How Veterans Can Get the Most from a Mentor

Reserve, active and National Guard soldiers and family members participated in a multi-component, joint-training opportunity at McCrady Range.
Reserve, active and National Guard soldiers and family members participated in a multi-component, joint-training opportunity at McCrady Range. The Garrison, 81st Readiness Division and South Carolina National Guard Suicide Prevention Program managers conducted the joint training to include Applied Suicide Intervention Skills Training and Suicide-to-Hope. (Michael Mascari/81st Readiness Division photo)

Whether you find a mentor through a formal program or you casually develop a relationship with someone who helps you along, there's a right way and a wrong way to extract value from your mentor.

A mentor is someone who volunteers to guide you, offering advice, resources, support, connections and knowledge that helps you in your career. Many formal programs offer mentoring in six-month or one-year agreements. Others are more informal, or "as needed" -- offering mentoring services to veterans who need periodic guidance.

Since a mentor is a volunteer and isn't being paid to coach, guide and refer you, it's easy for mentees to take a lackadaisical approach to the relationship. Instead, by following these suggestions, you'll find the relationship to be a valuable success factor in your civilian career:

1. Know Your Mentor.

Learn their background, skills and competencies. Before you begin a mentoring relationship, research the person with whom you'll be speaking.

Even if your mentoring meeting is a one-time phone call, by knowing what your mentor is qualified to speak on (industries, topics, causes, etc.) and what they are passionate about (what do they care about?), you'll be in a better position to drive the discussion toward value for you.
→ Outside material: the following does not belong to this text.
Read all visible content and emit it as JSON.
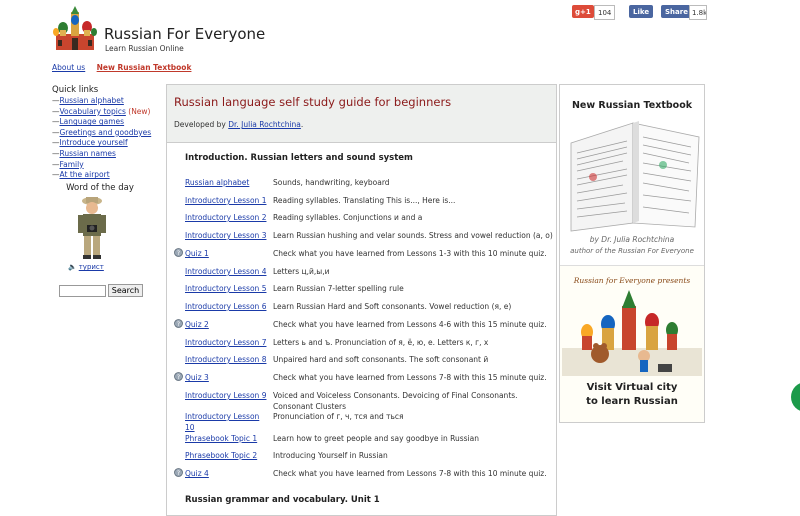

Your mentor wants to leverage their skills, tools and knowledge to help you. If you ask for insight or guidance in areas they aren't versed, you'll frustrate both your mentor and you.

2. Have a Goal.

During your first mentoring call or meeting, set a goal for the relationship. Are you seeking guidance to make a smooth military-to-civilian transition? Do you need help setting up a business? Are you looking for tips for making friends as a student veteran? Do you need help building your personal brand?

When you come into the relationship with a clear goal or two, your mentor is in a better position to help you get there. Sticking to the goal may not be a linear process, however. Permit your mentor to ask questions that might seem off-topic or offer input that seems irrelevant. You're seeking advice from your mentor and sometimes they can see further down your career path than you can. Trust the process.

3. Set Expectations.

How often will you meet? Will your mentor respond to emails or texts between meetings? How much is too much to ask?

Clarifying expectations at the outset of the relationship will help avoid those awkward conversations about crossing boundaries or feelings of being taken advantage of by your mentor.

They want to help you succeed, but the lines of the mentoring relationship can blur over time unless you both agree to parameters. Once expectations are set, respect all boundaries. Be on time and prepared for each meeting or call, take good notes and follow up on all action items agreed to in the meeting.

4. Know Their Limits.

If in the past, you've asked your mentor for referrals or introductions and they've resisted, stop asking. Perhaps you haven't established enough credibility or trust with them to warrant them referring you to their prime contacts.

If you haven't asked before, inquire whether they are OK with you using their name to reach out to their connections or if they would be comfortable making an introduction for you.

Similarly, be careful asking for help that crosses the line of tolerance for your mentor. Enlisting them to become your therapist, best friend or social companion is not appropriate and puts you both in an awkward spot. Adhere to the goals and expectations set at the beginning of the relationship.

5. Reciprocate.

Your mentor is not looking for you to mentor them in return for their guidance, but some form of reciprocation is deserved. Saying thank you periodically or writing a handwritten thank-you note shows that you recognize the commitment they've made to your success and appreciate the effort.

Also be sure to keep your mentor updated on your progress. It is disheartening for a mentor to invest time advising you, only to wonder how their advice worked or whether you are doing well. A quick update note by email or LinkedIn messages lets them know you are OK.

As someone who spends many hours each month mentoring veterans, I can tell you it is a tremendously valuable and rewarding experience. I feel that I learn from my mentees as I share insights, guidance, knowledge and resources about my own work and experiences.